By: John Kernan, Andrew Charles, Oliver Chen, Robert Moskow, Krish Sankar, John Blackledge, Jonna Kim, Krista Zuber, Michael Van Aelst, Derek Lessard, Roman Schweizer, Chris Krueger
Aug. 01, 2024 - 6 minutesThe TD Cowen Insight
Some of the largest Western consumer brands are balancing growth and risk in China with investors discounting cash flow at high rates. Our survey suggests Western brands are highly relevant in China but are paired against robust local competition. Our findings also suggest the macro environment in China shows signs of stabilization balanced with sizable concerns on property prices and high savings.
TD Cowen China Consumer Survey
Our proprietary survey of 2,000 consumers across key cities in China is a unique data set that combines survey results with 12 analyst forecasts and views across consumer and tech. It details leading positions for Western brands relative to Chinese-based competitors.
We partnered with a Beijing-based advisory who conducted 2,000 in-person interviews. Those interviewed were consumers spanning across a cohort of 18-65 year olds, with low to high income across Tier 1, 2 and 3 cities. We cut the data based on income, age and other key demographics and included conclusions across softlines retail (including our proprietary Supply Chain tracker), luxury, beauty, restaurants, food, tech and Washington policy.
How do Western Brands Compare to Local Chinese Competitors?
Our survey shows spending intentions are stable and savings are high with 46% of consumers expecting housing prices to decline. Competition for consumer goods is scaling . Negative Chinese sentiment towards the West is notable; 24.8% of respondents find Western Brands less desirable in the past 12 months, 61.7% of respondents indicated that there had been no change in their view on Western brands and 13.5% answered that Western brands were more appealing.
Policy risks and potential downside surprises to China growth will continue and there is rising uncertainty as to which companies have sustainable advantage.
Chinese Respondents Household Savings Vs.

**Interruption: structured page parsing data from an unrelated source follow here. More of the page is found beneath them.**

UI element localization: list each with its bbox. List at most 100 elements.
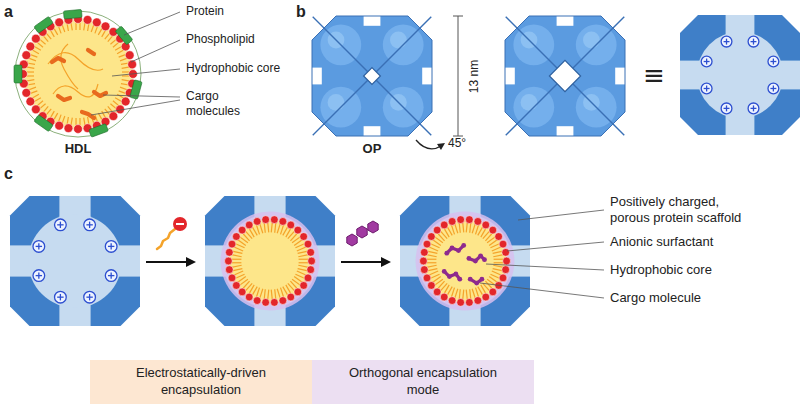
lipid-head — [22, 51, 31, 60]
cargo-molecule — [447, 245, 464, 253]
cargo-molecule — [444, 271, 460, 279]
plus-bar — [726, 105, 727, 111]
subunit-highlight — [328, 94, 345, 111]
central-pore — [549, 60, 580, 91]
surfactant-tail — [157, 229, 175, 249]
lipid-head — [26, 42, 35, 51]
lipid-head — [238, 226, 246, 234]
pore-notch — [422, 68, 433, 85]
lipid-head — [308, 257, 316, 265]
surfactant-glow — [221, 212, 320, 311]
charge-circle — [701, 83, 712, 94]
lipid-head — [423, 240, 431, 248]
lipid-head — [74, 125, 83, 134]
lipid-head — [279, 218, 287, 226]
subunit-seam — [372, 17, 431, 76]
plus-bar — [773, 59, 774, 65]
cargo-icon — [347, 221, 378, 246]
band-text: Orthogonal encapsulation mode — [338, 365, 508, 399]
lipid-head — [26, 97, 35, 106]
core-lipid — [61, 44, 78, 89]
subunit-seam — [565, 76, 624, 135]
lipid-head — [448, 218, 456, 226]
lipid-head — [440, 293, 448, 301]
lipid-head — [465, 298, 473, 306]
charge-circle — [55, 291, 67, 303]
protein-cage-render — [504, 15, 626, 137]
charge-circle — [768, 56, 779, 67]
cargo-atom — [474, 281, 479, 286]
plus-bar — [773, 86, 774, 92]
charge-circle — [105, 241, 117, 253]
lipid-head — [287, 221, 295, 229]
panel-letter: a — [4, 2, 13, 22]
apolipoprotein — [63, 9, 82, 19]
plus-bar — [60, 222, 61, 228]
lipid-head — [300, 282, 308, 290]
band-text: Electrostatically-driven encapsulation — [116, 365, 286, 399]
cargo-molecule — [88, 50, 94, 54]
lipid-head — [31, 105, 40, 114]
angle-label: 45° — [448, 136, 466, 151]
lipid-head — [482, 221, 490, 229]
charge-circle — [721, 103, 732, 114]
leader-line — [91, 100, 180, 115]
arrow-head — [381, 257, 391, 267]
lipid-head — [245, 293, 253, 301]
lipid-head — [474, 297, 482, 305]
lipid-head — [64, 124, 73, 133]
lipid-head — [125, 51, 134, 60]
lipid-head — [279, 297, 287, 305]
leader-line — [103, 95, 180, 97]
hdl-outline — [15, 11, 141, 137]
plus-bar — [111, 243, 112, 249]
lipid-head — [225, 266, 233, 274]
lipid-head — [489, 226, 497, 234]
cargo-atom — [468, 277, 473, 282]
lipid-head — [294, 288, 302, 296]
part-label: Cargo molecule — [610, 290, 701, 306]
lipid-head — [420, 257, 428, 265]
lipid-head — [440, 221, 448, 229]
arrow-head — [186, 257, 196, 267]
plus-bar — [726, 39, 727, 45]
charge-circle — [55, 219, 67, 231]
leader-line — [507, 242, 604, 251]
leader-line — [480, 283, 604, 298]
lipid-head — [502, 266, 510, 274]
apolipoprotein — [89, 124, 109, 138]
lipid-head — [22, 88, 31, 97]
step-arrow — [146, 261, 188, 263]
cargo-atom — [454, 272, 459, 277]
lipid-head — [457, 216, 465, 224]
cargo-molecule — [52, 58, 64, 62]
lipid-head — [270, 216, 278, 224]
subunit-seam — [565, 17, 624, 76]
apolipoprotein — [14, 65, 22, 83]
leader-line — [518, 210, 604, 220]
hydrophobic-core — [423, 219, 506, 302]
subunit-seam — [313, 76, 372, 135]
lipid-head — [300, 233, 308, 241]
arrow-head — [437, 143, 445, 150]
step-band: Electrostatically-driven encapsulation — [90, 360, 312, 404]
charge-circle — [768, 83, 779, 94]
charge-circle — [84, 219, 96, 231]
lipid-head — [502, 248, 510, 256]
cargo-ring — [357, 226, 367, 238]
lipid-head — [253, 297, 261, 305]
cage-body — [400, 196, 530, 326]
leader-line — [486, 264, 604, 270]
cage-body — [205, 196, 335, 326]
cage-cavity — [697, 32, 783, 118]
cage-surface — [312, 16, 432, 136]
lipid-head — [427, 282, 435, 290]
lipid-head — [304, 240, 312, 248]
leader-line — [112, 69, 180, 76]
lipid-head — [482, 293, 490, 301]
part-label: Hydrophobic core — [610, 262, 712, 278]
lipid-head — [433, 288, 441, 296]
plus-bar — [753, 105, 754, 111]
lipid-head — [489, 288, 497, 296]
lipid-head — [307, 248, 315, 256]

Last Year
The leading Western brand preferences with Chinese consumers face macro headwinds, and rising Chinese-based competition create secular headwinds. While that positioning is consensus among investors, our view is broad risk to demand, margins and policy, while valuation of Chinese-based cash flow remains depressed.

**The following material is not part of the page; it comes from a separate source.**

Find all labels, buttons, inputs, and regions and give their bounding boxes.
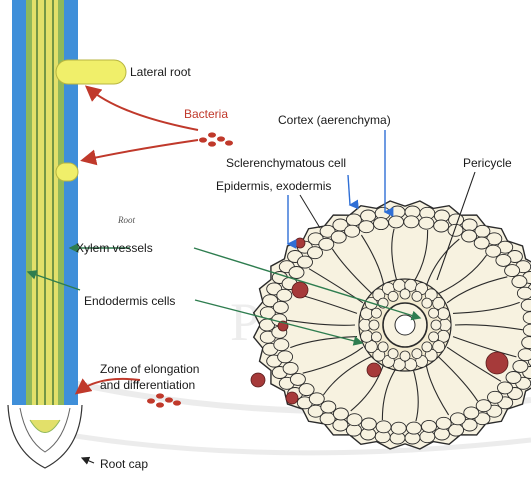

Mobile Phone and Athletic Sportswear Preference in China
Our survey suggested that respondents who fell into the 'high income' bracket (33% of survey participants) had a stronger preference for Western mobile phone brands while the 33% of respondents who landed within the "middle income" bracket had a stronger preference for Chinese mobile phone brands.
Likewise, a Western brand had 28% of total Athletic sportswear preference share among the total Survey population with a leading Chinese brand taking 18% with share gains accelerating.

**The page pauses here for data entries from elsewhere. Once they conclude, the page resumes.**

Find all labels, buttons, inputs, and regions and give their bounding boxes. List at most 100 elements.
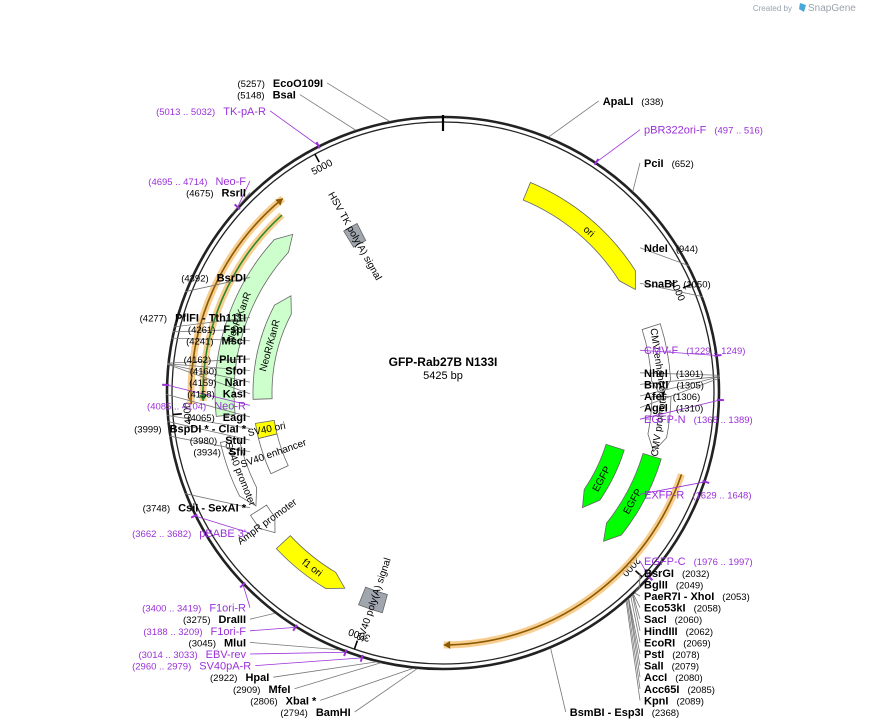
enzyme-position: (3980) [190, 436, 217, 447]
enzyme-name: HindIII [644, 626, 678, 638]
enzyme-leader [167, 421, 251, 441]
enzyme-position: (2806) [250, 696, 277, 707]
enzyme-ndei: NdeI(944) [644, 243, 698, 255]
enzyme-position: (2060) [675, 615, 702, 626]
enzyme-name: BsaI [273, 90, 296, 102]
enzyme-position: (5257) [237, 79, 264, 90]
ruler-tick [682, 283, 692, 289]
enzyme-msci: MscI(4241) [186, 336, 246, 348]
primer-name: pBR322ori-F [644, 125, 707, 137]
enzyme-snabi: SnaBI(1050) [644, 278, 711, 290]
primer-position: (1229 .. 1249) [686, 346, 745, 357]
enzyme-leader [172, 328, 251, 333]
orf-arc [202, 214, 283, 402]
enzyme-name: BsmBI - Esp3I [570, 707, 644, 719]
enzyme-name: NdeI [644, 243, 668, 255]
feature-label: HSV TK poly(A) signal [325, 190, 383, 282]
enzyme-name: NheI [644, 368, 668, 380]
feature-shape [522, 181, 636, 291]
enzyme-csii-sexai: CsiI - SexAI * (3748) [143, 503, 247, 515]
primer-site-marker [359, 654, 364, 662]
enzyme-position: (2368) [652, 708, 679, 719]
enzyme-stui: StuI(3980) [190, 435, 246, 447]
primer-leader [595, 129, 641, 163]
enzyme-leader [632, 594, 641, 631]
ruler-tick [634, 570, 643, 578]
enzyme-position: (4162) [184, 355, 211, 366]
enzyme-leader [167, 358, 251, 364]
enzyme-leader [294, 662, 381, 690]
enzyme-name: XbaI * [286, 695, 317, 707]
enzyme-position: (4160) [190, 367, 217, 378]
primer-name: Neo-F [215, 176, 246, 188]
enzyme-hpai: HpaI(2922) [210, 672, 269, 684]
primer-site-marker [315, 141, 321, 149]
enzyme-position: (4159) [189, 378, 216, 389]
feature-shape [603, 453, 662, 542]
enzyme-position: (4158) [187, 390, 214, 401]
enzyme-name: EagI [223, 412, 246, 424]
primer-position: (1368 .. 1389) [694, 415, 753, 426]
plasmid-name: GFP-Rab27B N133I [389, 355, 498, 369]
primer-leader [255, 657, 362, 666]
feature-shape [252, 295, 292, 400]
enzyme-leader [633, 593, 641, 608]
enzyme-position: (2032) [682, 569, 709, 580]
enzyme-eagi: EagI(4065) [187, 412, 246, 424]
enzyme-name: CsiI - SexAI * [178, 503, 247, 515]
ruler-tick [353, 640, 359, 650]
enzyme-position: (2922) [210, 673, 237, 684]
enzyme-leader [173, 317, 251, 328]
ruler-tick [314, 153, 320, 163]
enzyme-position: (3748) [143, 504, 170, 515]
enzyme-saci: SacI(2060) [644, 614, 702, 626]
enzyme-name: NarI [225, 377, 246, 389]
enzyme-position: (4392) [181, 273, 208, 284]
primer-position: (1976 .. 1997) [694, 557, 753, 568]
enzyme-name: SfiI [229, 447, 246, 459]
enzyme-leader [639, 247, 690, 267]
brand-created-by: Created by [753, 4, 792, 13]
plasmid-length: 5425 bp [423, 370, 463, 382]
primer-site-marker [343, 649, 348, 657]
enzyme-pflfi-tth111i: PflFI - Tth111I(4277) [140, 313, 246, 325]
enzyme-leader [320, 667, 414, 701]
enzyme-position: (652) [672, 159, 694, 170]
primer-egfp-n: EGFP-N(1368 .. 1389) [644, 414, 753, 426]
feature-egfp: EGFP [603, 453, 662, 542]
enzyme-name: BmtI [644, 379, 668, 391]
primer-position: (3400 .. 3419) [142, 604, 201, 615]
primer-site-marker [190, 513, 198, 519]
enzyme-leader [167, 363, 251, 371]
enzyme-name: AfeI [644, 391, 665, 403]
primer-neo-f: Neo-F (4695 .. 4714) [148, 176, 246, 188]
primer-position: (4695 .. 4714) [148, 177, 207, 188]
enzyme-leader [639, 376, 720, 397]
enzyme-name: PciI [644, 158, 664, 170]
enzyme-leader [634, 592, 641, 597]
enzyme-name: EcoO109I [273, 78, 323, 90]
primer-name: EGFP-C [644, 556, 686, 568]
enzyme-position: (4261) [188, 325, 215, 336]
enzyme-position: (3999) [134, 425, 161, 436]
enzyme-leader [635, 584, 641, 593]
enzyme-name: BsrDI [217, 272, 246, 284]
enzyme-leader [632, 162, 641, 192]
ruler-tick [172, 413, 182, 416]
primer-name: EBV-rev [206, 649, 247, 661]
enzyme-ecori: EcoRI(2069) [644, 637, 711, 649]
primer-leader [249, 626, 296, 632]
enzyme-position: (2078) [672, 650, 699, 661]
primer-site-marker [292, 624, 298, 632]
enzyme-leader [171, 337, 251, 342]
primer-site-marker [646, 574, 654, 582]
feature-cmv-enhancer: CMV enhancer [641, 323, 672, 398]
enzyme-name: MscI [222, 336, 246, 348]
enzyme-position: (2794) [280, 708, 307, 719]
enzyme-sfoi: SfoI(4160) [190, 366, 246, 378]
primer-site-marker [702, 479, 710, 485]
enzyme-name: MfeI [268, 684, 290, 696]
enzyme-leader [167, 364, 251, 395]
primer-name: CMV-F [644, 345, 679, 357]
enzyme-leader [273, 661, 377, 678]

Chinese Respondents View of Western Brands Relative to 12 Months Ago
China Demographic Trends
Demographic trends in China are in secular decline and will exacerbate issues in growth, residential property, consumer confidence and wealth. The number of annual economic indicators made available by China’s National Bureau of Statistics has declined over 85% since a 2009 peak. Numerous researchers, including the U.S. Federal Reserve, have challenged the accuracy of official Chinese economic data. Our intent is not to weigh in on that debate but to illuminate Chinese consumer trends and preferences using proprietary survey data and connect those results to our expectations for key North American consumer stocks.
Potential Catalysts
We are watching companies' top-line, margin performance and qualitative commentary to understand trends. We are focused on the November elections in the United States to understand future China-related policy as geopolitical concerns are driving sentiment towards Western brands.
Metrics We’ll Continue to Monitor
An emerging concern among investors is the mechanism to repatriate Free Cash Flow given a potential long-term deterioration in U.S./China relations. We continue to monitor valuation multiples of our companies with exposure to China along with China-listed American Depositary Receipts (ADRs) and equity valuations to understand sentiment towards exposure to the region (which in our opinion is at the lowest levels since the pandemic). We detail company specific exposure to China, along with historical valuations of companies with outsized exposure to China, which suggests investors might be skeptical of the future value of China cash flows.